While the delegates examined the draft prepared by Thomas Jefferson, the youngest delegate in Congress, the colonies were simultaneously in armed conflict with  the most powerful empire in the world. Years earlier, England, under the reign of Elizabeth I, had defeated the Spanish Armada of Felipe II of Spain. Challenging the powerful mother country at the outset of the revolution of the 13 colonies seemed both a military and political folly.

Nevertheless, the talent of the Founding Fathers and the remarkable leadership of George Washington, Commander in Chief of the Continental Army, would ultimately achieve success that resonated across the world. The Declaration of Independence prepared by Jefferson drew its conceptual foundation from the ideas of John Locke, the English philosopher who provided the ideological framework for independence.

The notion that men, in their natural state, are equal and independent, or that no one ought to inflict harm upon another in his life, health, or possessions, are ideas originally articulated by Locke and later incorporated into the Declaration. However, Jefferson omitted the term health and replaced possessions with the right to “life, liberty, and the pursuit of happiness.”

The Declaration of Independence would later play a crucial role in the libertarian and emancipatory struggles of several Latin American nations. Indeed, the United States’ Declaration of Independence directly influenced various political movements throughout the rest of the Americas.

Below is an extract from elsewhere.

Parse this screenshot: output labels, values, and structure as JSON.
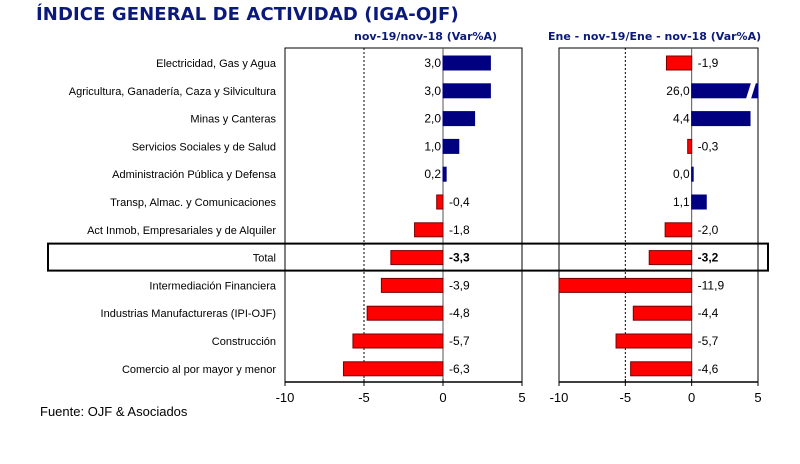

One example, recently highlighted by Texas historian Brandon Seale, illustrates this influence: years before Mexico’s independence, a group of Texan political leaders drafted the Act of Independence of the Province of Texas (1813). This Texan declaration, several years before Mexico gained independence from Spain and before Texas itself declared independence from Mexico, asserted the right of Texans to establish their own government and reaffirmed that legitimate authority derives from the people. Notably, the opening words of the Texan declaration of 1813 mirror those of the Philadelphia Declaration now commemorated in the United States “We the People… We, the People of the Province of Texas.”